Aptly nicknamed Black Rock, this black glass tower, designed by the renowned Finnish architect Eero Saarinen and the firm of Kevin Roche John Dinkeloo, is surrounded by a waterless moat of plaza steps below the public sidewalk. Four mid-block cuts in the perimeter of street-level ledges provide stairwells that descend five, six, seven, or eight steps from their locations on the north side of West 52nd Street, the east side of Sixth Avenue, the south side of West 53rd Street, and the urban plaza at the Deutsche Bank building. The below-street plaza space is designed for circulation in and out of the building, empty but for planters filled with tall trees at the four corners and some movable chairs located from time to time at the northeast corner.
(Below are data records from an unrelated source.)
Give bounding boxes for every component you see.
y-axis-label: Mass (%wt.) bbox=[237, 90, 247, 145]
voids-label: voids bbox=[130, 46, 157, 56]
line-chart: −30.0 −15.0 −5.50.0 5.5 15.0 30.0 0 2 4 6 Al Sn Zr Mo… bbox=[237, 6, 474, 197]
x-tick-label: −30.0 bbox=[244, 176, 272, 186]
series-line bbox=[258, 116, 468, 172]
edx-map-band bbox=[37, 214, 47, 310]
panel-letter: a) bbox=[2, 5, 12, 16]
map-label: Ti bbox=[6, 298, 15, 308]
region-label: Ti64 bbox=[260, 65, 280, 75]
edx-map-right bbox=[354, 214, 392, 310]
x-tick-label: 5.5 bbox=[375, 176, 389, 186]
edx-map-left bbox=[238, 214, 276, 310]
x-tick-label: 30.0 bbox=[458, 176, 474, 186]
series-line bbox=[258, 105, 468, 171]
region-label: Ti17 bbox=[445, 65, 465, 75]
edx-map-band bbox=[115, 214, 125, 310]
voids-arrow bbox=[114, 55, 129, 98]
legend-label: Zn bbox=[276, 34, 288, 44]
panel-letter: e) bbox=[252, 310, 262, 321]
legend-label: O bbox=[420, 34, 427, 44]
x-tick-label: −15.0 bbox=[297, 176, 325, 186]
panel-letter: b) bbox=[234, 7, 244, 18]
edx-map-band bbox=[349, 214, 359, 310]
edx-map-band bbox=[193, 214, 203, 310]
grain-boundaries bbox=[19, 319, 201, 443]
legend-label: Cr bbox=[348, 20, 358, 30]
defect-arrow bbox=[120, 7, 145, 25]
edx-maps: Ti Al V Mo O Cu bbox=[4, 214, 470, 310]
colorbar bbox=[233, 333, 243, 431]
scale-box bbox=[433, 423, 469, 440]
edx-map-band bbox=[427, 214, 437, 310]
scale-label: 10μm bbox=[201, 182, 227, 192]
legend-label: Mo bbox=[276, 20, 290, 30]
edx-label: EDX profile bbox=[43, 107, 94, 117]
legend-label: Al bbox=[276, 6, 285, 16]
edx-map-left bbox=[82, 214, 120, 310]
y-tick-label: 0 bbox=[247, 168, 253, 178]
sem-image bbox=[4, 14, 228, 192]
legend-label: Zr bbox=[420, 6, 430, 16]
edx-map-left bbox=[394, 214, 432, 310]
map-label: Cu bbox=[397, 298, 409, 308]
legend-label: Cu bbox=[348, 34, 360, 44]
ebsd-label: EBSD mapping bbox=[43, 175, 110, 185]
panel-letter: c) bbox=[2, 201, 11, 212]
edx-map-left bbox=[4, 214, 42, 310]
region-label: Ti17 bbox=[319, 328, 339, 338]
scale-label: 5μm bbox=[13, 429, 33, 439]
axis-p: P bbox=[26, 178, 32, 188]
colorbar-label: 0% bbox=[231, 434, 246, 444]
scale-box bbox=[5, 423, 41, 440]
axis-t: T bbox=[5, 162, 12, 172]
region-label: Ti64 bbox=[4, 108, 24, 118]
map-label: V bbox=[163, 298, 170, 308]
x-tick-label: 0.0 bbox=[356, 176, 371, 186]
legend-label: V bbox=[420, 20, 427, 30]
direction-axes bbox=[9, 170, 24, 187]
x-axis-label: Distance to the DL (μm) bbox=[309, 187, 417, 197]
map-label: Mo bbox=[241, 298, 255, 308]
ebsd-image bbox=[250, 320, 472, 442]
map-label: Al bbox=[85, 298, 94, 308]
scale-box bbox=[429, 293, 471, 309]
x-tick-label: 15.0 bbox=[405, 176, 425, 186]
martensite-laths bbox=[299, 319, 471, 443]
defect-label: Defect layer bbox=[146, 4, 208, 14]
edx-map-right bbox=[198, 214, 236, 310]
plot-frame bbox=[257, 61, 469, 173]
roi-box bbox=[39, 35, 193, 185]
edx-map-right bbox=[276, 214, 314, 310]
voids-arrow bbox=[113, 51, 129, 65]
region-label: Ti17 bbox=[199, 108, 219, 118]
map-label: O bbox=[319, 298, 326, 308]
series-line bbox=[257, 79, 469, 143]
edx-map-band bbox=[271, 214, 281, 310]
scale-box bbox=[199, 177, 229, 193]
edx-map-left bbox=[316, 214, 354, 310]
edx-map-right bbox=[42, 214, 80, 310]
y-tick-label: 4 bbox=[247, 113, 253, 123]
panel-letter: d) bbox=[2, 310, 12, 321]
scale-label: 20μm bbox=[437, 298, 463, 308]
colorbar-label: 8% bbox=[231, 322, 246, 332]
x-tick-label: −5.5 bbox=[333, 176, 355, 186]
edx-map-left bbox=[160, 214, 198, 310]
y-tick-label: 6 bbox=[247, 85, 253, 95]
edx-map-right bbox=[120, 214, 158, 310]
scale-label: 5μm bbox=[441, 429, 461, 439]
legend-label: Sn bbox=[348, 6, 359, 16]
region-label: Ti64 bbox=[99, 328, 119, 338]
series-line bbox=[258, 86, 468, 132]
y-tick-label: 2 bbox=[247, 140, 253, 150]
At street level, however, the perimeter ledges jump with activity, from salespersons hawking artwork and books to unashamed people-watchers. While the polished stone seating ledge is a hard surface for long perches, its generous depth and graduated heights are perfect for accommodating all types and sizes of people. For example, the ledges along West 53rd Street are lower in height than their West 54th Street counterparts, and thus tend to be used by people who prefer to plant their feet firmly on the ground. The ledges along West 53rd Street also enjoy southern exposure, which may explain their popularity relative to other parts of the perimeter.
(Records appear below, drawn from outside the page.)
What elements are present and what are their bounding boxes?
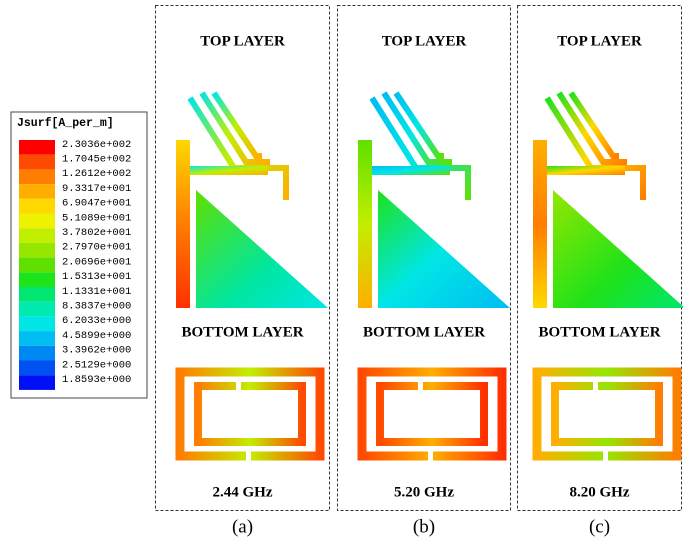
antenna-arm — [556, 91, 627, 165]
bottom-layer-label: BOTTOM LAYER — [181, 324, 303, 340]
antenna-arm — [199, 91, 270, 165]
panel: TOP LAYER BOTTOM LAYER 5.20 GHz (b) — [337, 5, 511, 537]
bottom-layer-label: BOTTOM LAYER — [363, 324, 485, 340]
panel-border — [155, 5, 330, 511]
legend-label: 6.2033e+000 — [62, 315, 131, 327]
ground-bar — [358, 140, 372, 308]
bottom-layer-ring — [532, 367, 682, 461]
inner-ring — [376, 382, 488, 446]
antenna-arm — [568, 91, 619, 159]
panel-caption: (a) — [232, 516, 253, 537]
frequency-label: 8.20 GHz — [570, 484, 630, 500]
radiating-triangle — [378, 190, 510, 308]
panel-caption: (c) — [589, 516, 610, 537]
legend-label: 2.5129e+000 — [62, 359, 131, 371]
antenna-arm — [393, 91, 444, 159]
top-layer-antenna — [176, 91, 328, 308]
bottom-layer-ring — [175, 367, 325, 461]
feed-strip — [545, 166, 625, 175]
legend-label: 8.3837e+000 — [62, 300, 131, 312]
legend-label: 1.1331e+001 — [62, 286, 131, 298]
frequency-label: 2.44 GHz — [213, 484, 273, 500]
inner-gap — [418, 380, 423, 390]
legend-label: 5.1089e+001 — [62, 212, 131, 224]
panel-caption: (b) — [413, 516, 435, 537]
inner-ring — [551, 382, 663, 446]
frequency-label: 5.20 GHz — [394, 484, 454, 500]
top-layer-label: TOP LAYER — [557, 33, 642, 49]
legend-swatch — [19, 360, 55, 376]
legend-swatch — [19, 213, 55, 229]
radiating-triangle — [196, 190, 328, 308]
inner-ring — [194, 382, 306, 446]
legend-label: 1.5313e+001 — [62, 271, 131, 283]
panel: TOP LAYER BOTTOM LAYER 2.44 GHz (a) — [155, 5, 330, 537]
legend-swatch — [19, 169, 55, 185]
legend-swatch — [19, 316, 55, 332]
panel-border — [517, 5, 682, 511]
legend-label: 1.7045e+002 — [62, 153, 131, 165]
legend-swatch — [19, 257, 55, 273]
antenna-arm — [211, 91, 262, 159]
legend-label: 2.7970e+001 — [62, 242, 131, 254]
inner-gap — [236, 380, 241, 390]
legend-label: 2.3036e+002 — [62, 139, 131, 151]
outer-gap — [428, 451, 433, 461]
legend-swatch — [19, 287, 55, 302]
legend-label: 3.7802e+001 — [62, 227, 131, 239]
legend-swatch — [19, 154, 55, 170]
legend-label: 2.0696e+001 — [62, 256, 131, 268]
bottom-layer-ring — [357, 367, 507, 461]
top-layer-label: TOP LAYER — [382, 33, 467, 49]
legend-swatch — [19, 198, 55, 214]
legend-swatch — [19, 140, 55, 155]
bottom-layer-label: BOTTOM LAYER — [538, 324, 660, 340]
legend-label: 4.5899e+000 — [62, 330, 131, 342]
radiating-triangle — [553, 190, 683, 308]
legend-swatch — [19, 272, 55, 287]
top-layer-antenna — [533, 91, 683, 308]
legend-label: 9.3317e+001 — [62, 183, 131, 195]
legend-label: 3.3962e+000 — [62, 345, 131, 357]
legend-label: 1.2612e+002 — [62, 168, 131, 180]
legend-swatch — [19, 184, 55, 199]
antenna-arm — [381, 91, 452, 165]
outer-gap — [246, 451, 251, 461]
legend-swatch — [19, 228, 55, 243]
panel: TOP LAYER BOTTOM LAYER 8.20 GHz (c) — [517, 5, 683, 537]
legend: 2.3036e+002 1.7045e+002 1.2612e+002 9.3317e… — [19, 139, 131, 390]
legend-swatch — [19, 375, 55, 390]
inner-gap — [593, 380, 598, 390]
top-layer-label: TOP LAYER — [200, 33, 285, 49]
legend-swatch — [19, 301, 55, 317]
legend-swatch — [19, 345, 55, 361]
outer-gap — [603, 451, 608, 461]
legend-swatch — [19, 331, 55, 346]
feed-strip — [370, 166, 450, 175]
panel-border — [337, 5, 511, 511]
legend-swatch — [19, 242, 55, 258]
top-layer-antenna — [358, 91, 510, 308]
ground-bar — [533, 140, 547, 308]
feed-strip — [188, 166, 268, 175]
legend-label: 1.8593e+000 — [62, 374, 131, 386]
legend-label: 6.9047e+001 — [62, 198, 131, 210]
ground-bar — [176, 140, 190, 308]
legend-title: Jsurf[A_per_m] — [17, 117, 114, 130]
The adjacent Deutsche Bank urban plaza is worth visiting if only to compare an “as-of-right” plaza produced under the original 1961 Zoning Resolution with an urban plaza produced under the more demanding zoning standards enacted in 1975. Although both plazas provide substantial amounts of ledge seating, the differences become quickly apparent when the user tries out both. Not only is the ledge seating in the urban plaza more comfortable, but that space also furnishes landscaping, artwork, built-in benches, and a unified spatial configuration making for a more usable experience overall.